The NY/NJ/PHL Metropolitan Airspace Redesign plan was partially implemented Dec. 19, 2007, and included two new headings off Runway 27 at PHL, the northernmost of which swings over Delaware County.
The county has joined in a federal court challenge to the redesign plan, while Sestak and U.S. Rep. Rob Andrews, D-N.J., prompted a Government Accountability Office review of the redesign that found the FAA conducted no cost/benefit analysis before beginning implementation.
Sestak said he has now learned the airspace redesign and CEP were at one time a single project, but because the redesign portion had no physical construction component that would require a thorough environmental impact study, the projects were split in 2005.
Sestak called this a ploy to shoe-horn in one piece — the redesign — and then try to slip the other through later.

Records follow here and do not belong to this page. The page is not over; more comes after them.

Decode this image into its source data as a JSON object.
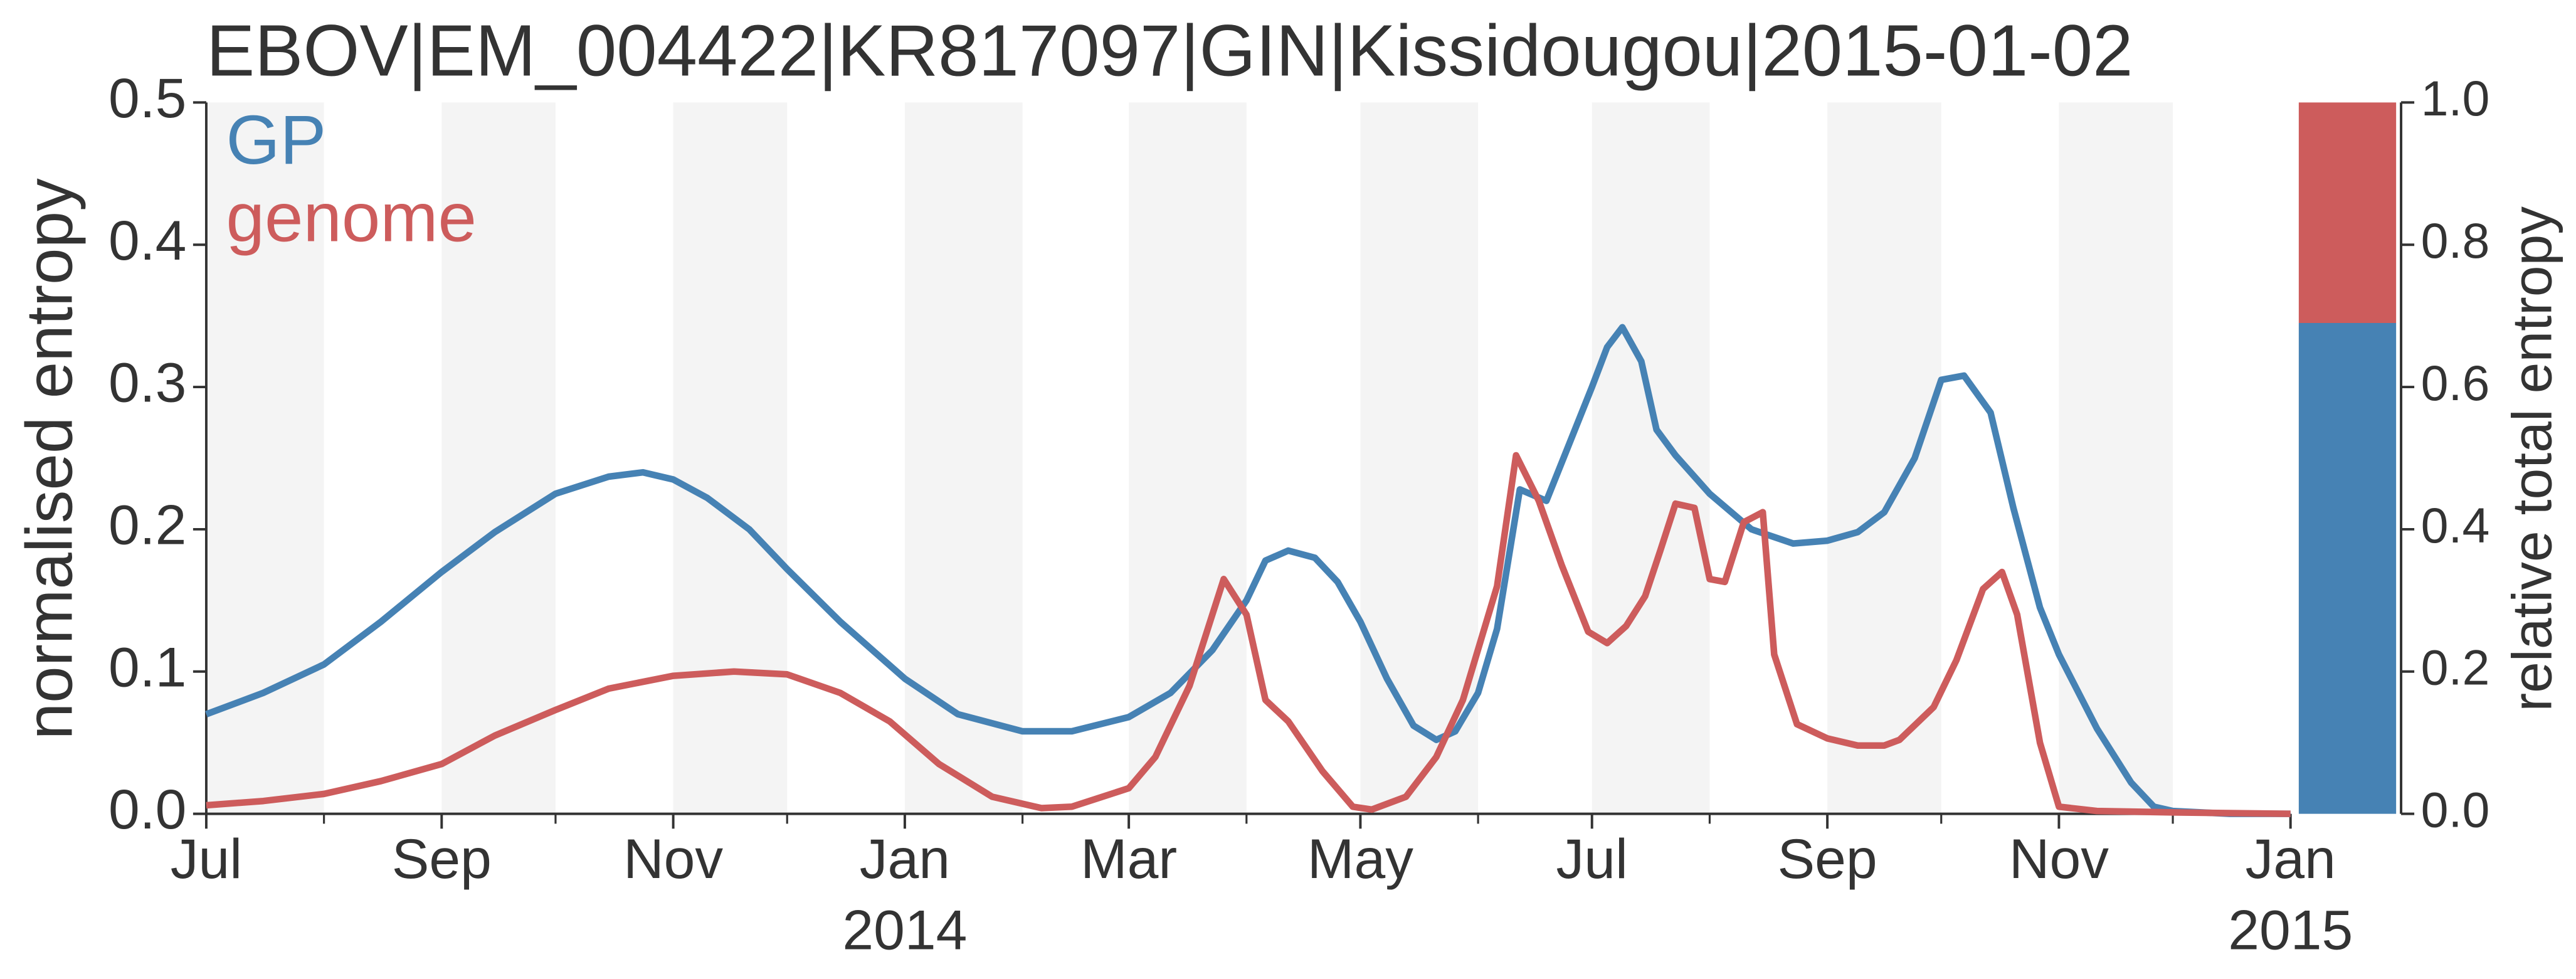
{
  "chart_data": {
    "type": "line",
    "title": "EBOV|EM_004422|KR817097|GIN|Kissidougou|2015-01-02",
    "ylabel": "normalised entropy",
    "y2label": "relative total entropy",
    "xlim": [
      "2013-07-01",
      "2015-01-01"
    ],
    "xticks": [
      {
        "value": "2013-07-01",
        "label": "Jul"
      },
      {
        "value": "2013-09-01",
        "label": "Sep"
      },
      {
        "value": "2013-11-01",
        "label": "Nov"
      },
      {
        "value": "2014-01-01",
        "label": "Jan"
      },
      {
        "value": "2014-03-01",
        "label": "Mar"
      },
      {
        "value": "2014-05-01",
        "label": "May"
      },
      {
        "value": "2014-07-01",
        "label": "Jul"
      },
      {
        "value": "2014-09-01",
        "label": "Sep"
      },
      {
        "value": "2014-11-01",
        "label": "Nov"
      },
      {
        "value": "2015-01-01",
        "label": "Jan"
      }
    ],
    "xminorticks": [
      "2013-08-01",
      "2013-10-01",
      "2013-12-01",
      "2014-02-01",
      "2014-04-01",
      "2014-06-01",
      "2014-08-01",
      "2014-10-01",
      "2014-12-01"
    ],
    "xyearticks": [
      {
        "value": "2014-01-01",
        "label": "2014"
      },
      {
        "value": "2015-01-01",
        "label": "2015"
      }
    ],
    "ylim": [
      0,
      0.5
    ],
    "yticks": [
      {
        "value": 0,
        "label": "0.0"
      },
      {
        "value": 0.1,
        "label": "0.1"
      },
      {
        "value": 0.2,
        "label": "0.2"
      },
      {
        "value": 0.3,
        "label": "0.3"
      },
      {
        "value": 0.4,
        "label": "0.4"
      },
      {
        "value": 0.5,
        "label": "0.5"
      }
    ],
    "y2lim": [
      0,
      1
    ],
    "y2ticks": [
      {
        "value": 0,
        "label": "0.0"
      },
      {
        "value": 0.2,
        "label": "0.2"
      },
      {
        "value": 0.4,
        "label": "0.4"
      },
      {
        "value": 0.6,
        "label": "0.6"
      },
      {
        "value": 0.8,
        "label": "0.8"
      },
      {
        "value": 1,
        "label": "1.0"
      }
    ],
    "series": [
      {
        "name": "GP",
        "color": "#4682b4",
        "stacked_value": 0.69,
        "x": [
          "2013-07-01",
          "2013-07-16",
          "2013-08-01",
          "2013-08-16",
          "2013-09-01",
          "2013-09-15",
          "2013-10-01",
          "2013-10-15",
          "2013-10-24",
          "2013-11-01",
          "2013-11-10",
          "2013-11-21",
          "2013-12-01",
          "2013-12-15",
          "2014-01-01",
          "2014-01-15",
          "2014-02-01",
          "2014-02-14",
          "2014-03-01",
          "2014-03-12",
          "2014-03-23",
          "2014-04-01",
          "2014-04-06",
          "2014-04-12",
          "2014-04-19",
          "2014-04-25",
          "2014-05-01",
          "2014-05-08",
          "2014-05-15",
          "2014-05-21",
          "2014-05-26",
          "2014-06-01",
          "2014-06-06",
          "2014-06-12",
          "2014-06-19",
          "2014-06-25",
          "2014-07-01",
          "2014-07-05",
          "2014-07-09",
          "2014-07-14",
          "2014-07-18",
          "2014-07-23",
          "2014-08-01",
          "2014-08-12",
          "2014-08-23",
          "2014-09-01",
          "2014-09-09",
          "2014-09-16",
          "2014-09-24",
          "2014-10-01",
          "2014-10-07",
          "2014-10-14",
          "2014-10-20",
          "2014-10-27",
          "2014-11-01",
          "2014-11-11",
          "2014-11-20",
          "2014-11-26",
          "2014-12-01",
          "2014-12-16",
          "2015-01-01"
        ],
        "values": [
          0.07,
          0.085,
          0.105,
          0.135,
          0.17,
          0.198,
          0.225,
          0.237,
          0.24,
          0.235,
          0.222,
          0.2,
          0.172,
          0.135,
          0.095,
          0.07,
          0.058,
          0.058,
          0.068,
          0.085,
          0.115,
          0.15,
          0.178,
          0.185,
          0.18,
          0.163,
          0.135,
          0.095,
          0.062,
          0.052,
          0.058,
          0.085,
          0.13,
          0.228,
          0.22,
          0.26,
          0.3,
          0.328,
          0.342,
          0.318,
          0.27,
          0.252,
          0.225,
          0.2,
          0.19,
          0.192,
          0.198,
          0.212,
          0.25,
          0.305,
          0.308,
          0.282,
          0.215,
          0.145,
          0.112,
          0.06,
          0.022,
          0.005,
          0.002,
          0.0,
          0.0
        ]
      },
      {
        "name": "genome",
        "color": "#cd5c5c",
        "stacked_value": 0.31,
        "x": [
          "2013-07-01",
          "2013-07-16",
          "2013-08-01",
          "2013-08-16",
          "2013-09-01",
          "2013-09-15",
          "2013-10-01",
          "2013-10-15",
          "2013-11-01",
          "2013-11-17",
          "2013-12-01",
          "2013-12-15",
          "2013-12-28",
          "2014-01-10",
          "2014-01-24",
          "2014-02-06",
          "2014-02-14",
          "2014-03-01",
          "2014-03-08",
          "2014-03-17",
          "2014-03-26",
          "2014-04-01",
          "2014-04-06",
          "2014-04-12",
          "2014-04-21",
          "2014-04-29",
          "2014-05-04",
          "2014-05-13",
          "2014-05-21",
          "2014-05-28",
          "2014-06-06",
          "2014-06-11",
          "2014-06-17",
          "2014-06-23",
          "2014-06-30",
          "2014-07-05",
          "2014-07-10",
          "2014-07-15",
          "2014-07-19",
          "2014-07-23",
          "2014-07-28",
          "2014-08-01",
          "2014-08-05",
          "2014-08-10",
          "2014-08-15",
          "2014-08-18",
          "2014-08-24",
          "2014-09-01",
          "2014-09-09",
          "2014-09-16",
          "2014-09-20",
          "2014-09-29",
          "2014-10-05",
          "2014-10-12",
          "2014-10-17",
          "2014-10-21",
          "2014-10-27",
          "2014-11-01",
          "2014-11-11",
          "2014-12-01",
          "2015-01-01"
        ],
        "values": [
          0.006,
          0.009,
          0.014,
          0.023,
          0.035,
          0.055,
          0.073,
          0.088,
          0.097,
          0.1,
          0.098,
          0.085,
          0.065,
          0.035,
          0.012,
          0.004,
          0.005,
          0.018,
          0.04,
          0.09,
          0.165,
          0.14,
          0.08,
          0.065,
          0.03,
          0.005,
          0.003,
          0.012,
          0.04,
          0.08,
          0.16,
          0.252,
          0.22,
          0.175,
          0.128,
          0.12,
          0.132,
          0.153,
          0.185,
          0.218,
          0.215,
          0.165,
          0.163,
          0.205,
          0.212,
          0.112,
          0.063,
          0.053,
          0.048,
          0.048,
          0.052,
          0.075,
          0.108,
          0.158,
          0.17,
          0.14,
          0.05,
          0.005,
          0.002,
          0.001,
          0.0
        ]
      }
    ]
  }
}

The two pieces are critical to the planned delay reductions, he said, but only together. The redesign on its own would only save an average of 18 seconds on departures and 45 seconds for incoming flights. The projected per-operation delays resulting form the CEP would be 5.2 or 4.7 minutes by 2020, down form the current 19.3 minutes, according to the draft environmental impact statement.
In order to proceed with the CEP, said Sestak, the airport needs to expand using the land in Tinicum. But Philadelphia, which owns the airport, cannot simply seize that land through eminent domain.
If the county, state and township stand together in defiance, he said, they can put a stop to the not only the CEP, but also the redesign, forcing the FAA to come up with another solution.
“Our efforts are to say, ‘Stop, you cannot procure this land, we want more than 18 seconds delay, go back and look at other options,’” said Sestak.
Numerous Tinicum residents already made it quite clear to FAA officials at a public hearing on the CEP last month that they don’t want the airport to encroach any further on their township.
County Council Vice Chairman Jack Whelan said at that hearing the improvements would do little to cut down wait times at the airport anyway, since 84 percent of all delays are caused by weather conditions.
Whelan said he and a Tinicum official would soon be meeting with representatives of Philadelphia to determine what the city’s intentions are.
Both Sestak and Whelan have said they want the airport to remain an engine for economic growth in the region, but that can be done without the level of intrusion and harm this plan would impose on Delco residents.
McBlain said it is too early in the process for any legal recourse. The FAA drafts an environmental impact statement, invites comments, and then, in theory, could come back with a revised statement, he said.
“You have to give them the opportunity to do the right thing, which is the stage where we are,” said McBlain.
FAA spokesman Jim Peters had no comment Thursday. He said the authority would take all comments entered into the public record by the Nov. 10 cut-off date and address them in another statement, which should be ready in late 2009.